Algae Virus Found in Humans
There are more microorganisms in and on a “person” than there are “human cells.” Along with a few pounds of bacteria — trillions of microbes — an even larger number of viruses live in and on the human body. Some of which change the way we think and feel, and even the way we interact with others.
A group of scientists from Johns Hopkins and the University of Nebraska have discovered a new virus that is living in the mouths and throats of people participating in a study. While in itself not so noteworthy, but the fact that it was thought that it could only affect algae makes it interesting.
While conducting a separate experiment, the scientists found the virus living in 40% of a small number of people tested. The virus, called ATCV-1, is a chlorovirus, a family of viruses that infect plants. This virus affects algae in lakes all over the world. As far as researchers knew before this, viruses like this very rarely cross from one kingdom like plants to another, like animals. And even when they do, it’s more likely that they would go from plants to some type of invertebrate, not all the way to a complex animal like a human.

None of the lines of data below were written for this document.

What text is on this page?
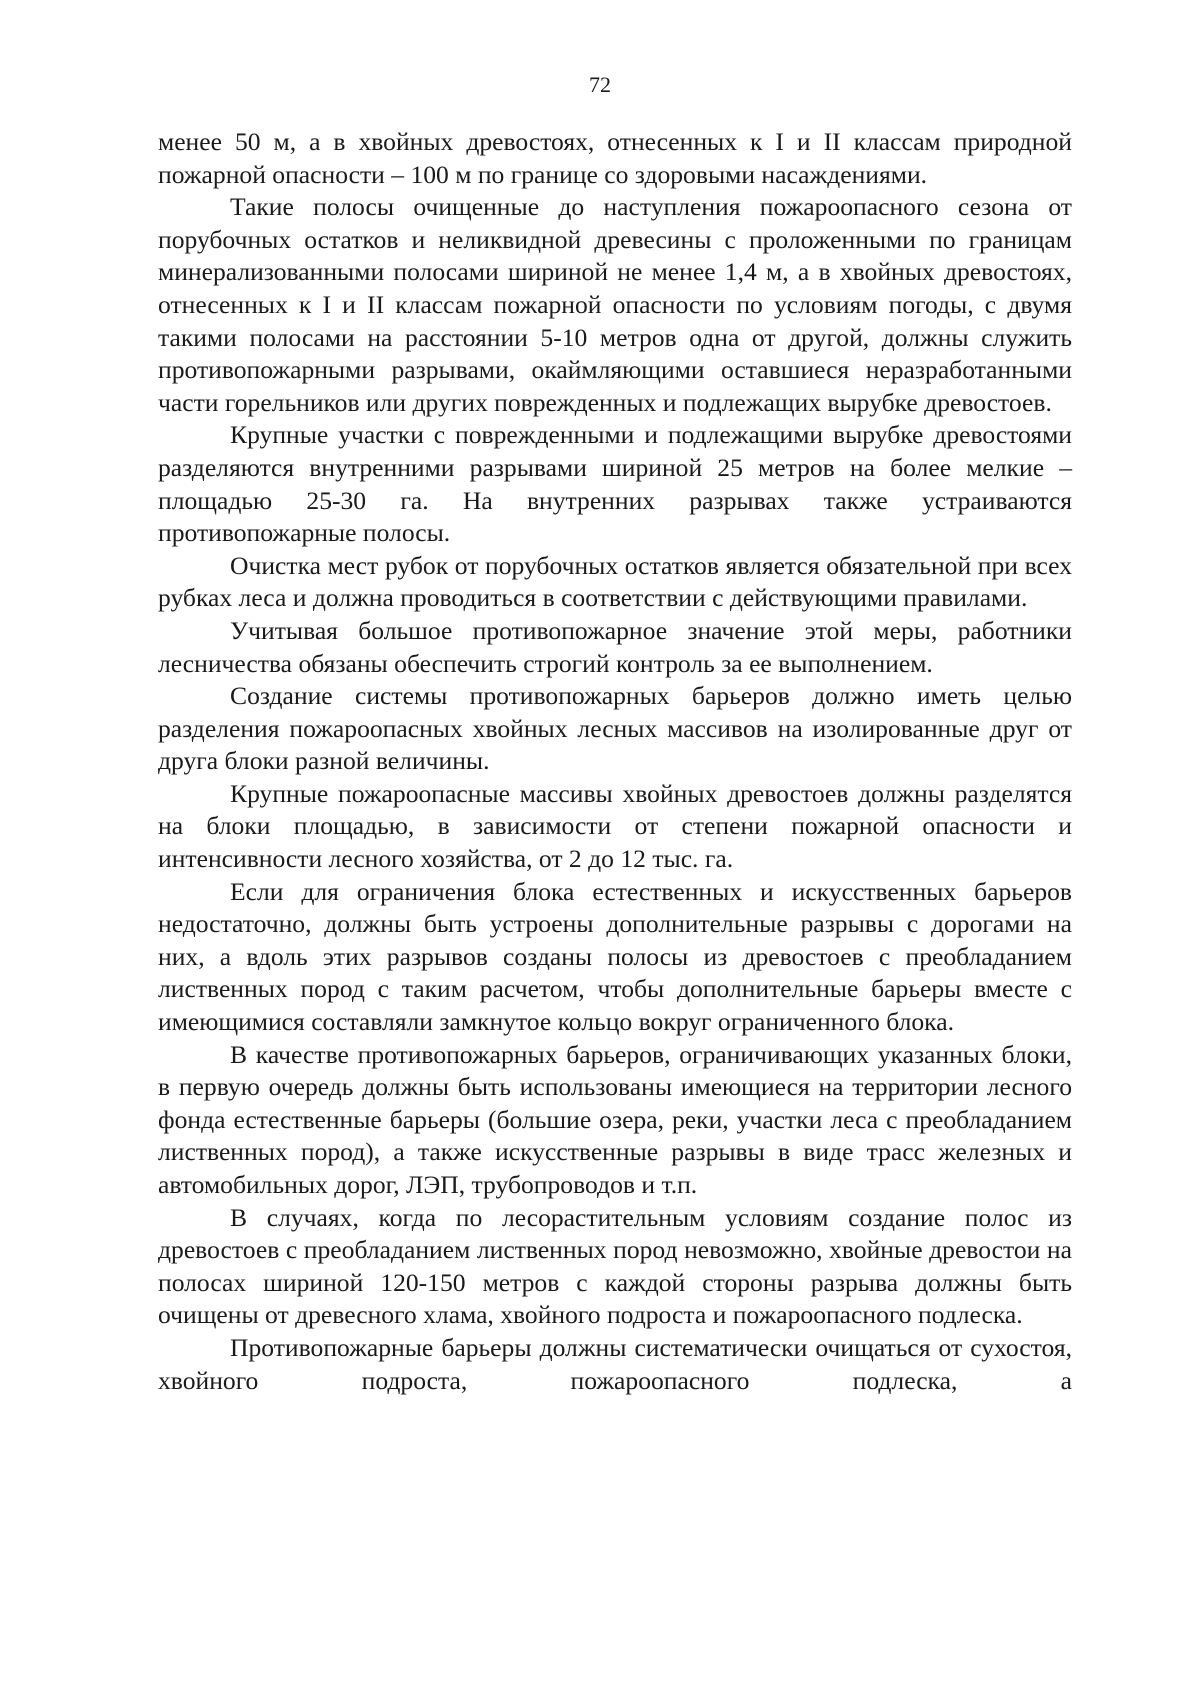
72

менее 50 м, а в хвойных древостоях, отнесенных к I и II классам природной пожарной опасности – 100 м по границе со здоровыми насаждениями.

Такие полосы очищенные до наступления пожароопасного сезона от порубочных остатков и неликвидной древесины с проложенными по границам минерализованными полосами шириной не менее 1,4 м, а в хвойных древостоях, отнесенных к I и II классам пожарной опасности по условиям погоды, с двумя такими полосами на расстоянии 5-10 метров одна от другой, должны служить противопожарными разрывами, окаймляющими оставшиеся неразработанными части горельников или других поврежденных и подлежащих вырубке древостоев.

Крупные участки с поврежденными и подлежащими вырубке древостоями разделяются внутренними разрывами шириной 25 метров на более мелкие – площадью 25-30 га. На внутренних разрывах также устраиваются противопожарные полосы.

Очистка мест рубок от порубочных остатков является обязательной при всех рубках леса и должна проводиться в соответствии с действующими правилами.

Учитывая большое противопожарное значение этой меры, работники лесничества обязаны обеспечить строгий контроль за ее выполнением.

Создание системы противопожарных барьеров должно иметь целью разделения пожароопасных хвойных лесных массивов на изолированные друг от друга блоки разной величины.

Крупные пожароопасные массивы хвойных древостоев должны разделятся на блоки площадью, в зависимости от степени пожарной опасности и интенсивности лесного хозяйства, от 2 до 12 тыс. га.

Если для ограничения блока естественных и искусственных барьеров недостаточно, должны быть устроены дополнительные разрывы с дорогами на них, а вдоль этих разрывов созданы полосы из древостоев с преобладанием лиственных пород с таким расчетом, чтобы дополнительные барьеры вместе с имеющимися составляли замкнутое кольцо вокруг ограниченного блока.

В качестве противопожарных барьеров, ограничивающих указанных блоки, в первую очередь должны быть использованы имеющиеся на территории лесного фонда естественные барьеры (большие озера, реки, участки леса с преобладанием лиственных пород), а также искусственные разрывы в виде трасс железных и автомобильных дорог, ЛЭП, трубопроводов и т.п.

В случаях, когда по лесорастительным условиям создание полос из древостоев с преобладанием лиственных пород невозможно, хвойные древостои на полосах шириной 120-150 метров с каждой стороны разрыва должны быть очищены от древесного хлама, хвойного подроста и пожароопасного подлеска.

Противопожарные барьеры должны систематически очищаться от сухостоя, хвойного подроста, пожароопасного подлеска, а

The original study included cognitive tests; the scientists compared the data and saw that people with the virus living in their throats processed visual information about 10% slower than people without the virus. To further test the virus, mice were injected with ATCV-1 and took 10% longer to navigate a maze and spent 20% less time exploring new environments. The infected mice also showed more than 1,000 gene changes in the parts of the brain that are usually considered essential for memory and learning.
Interesting note: the group of people tested was from Baltimore.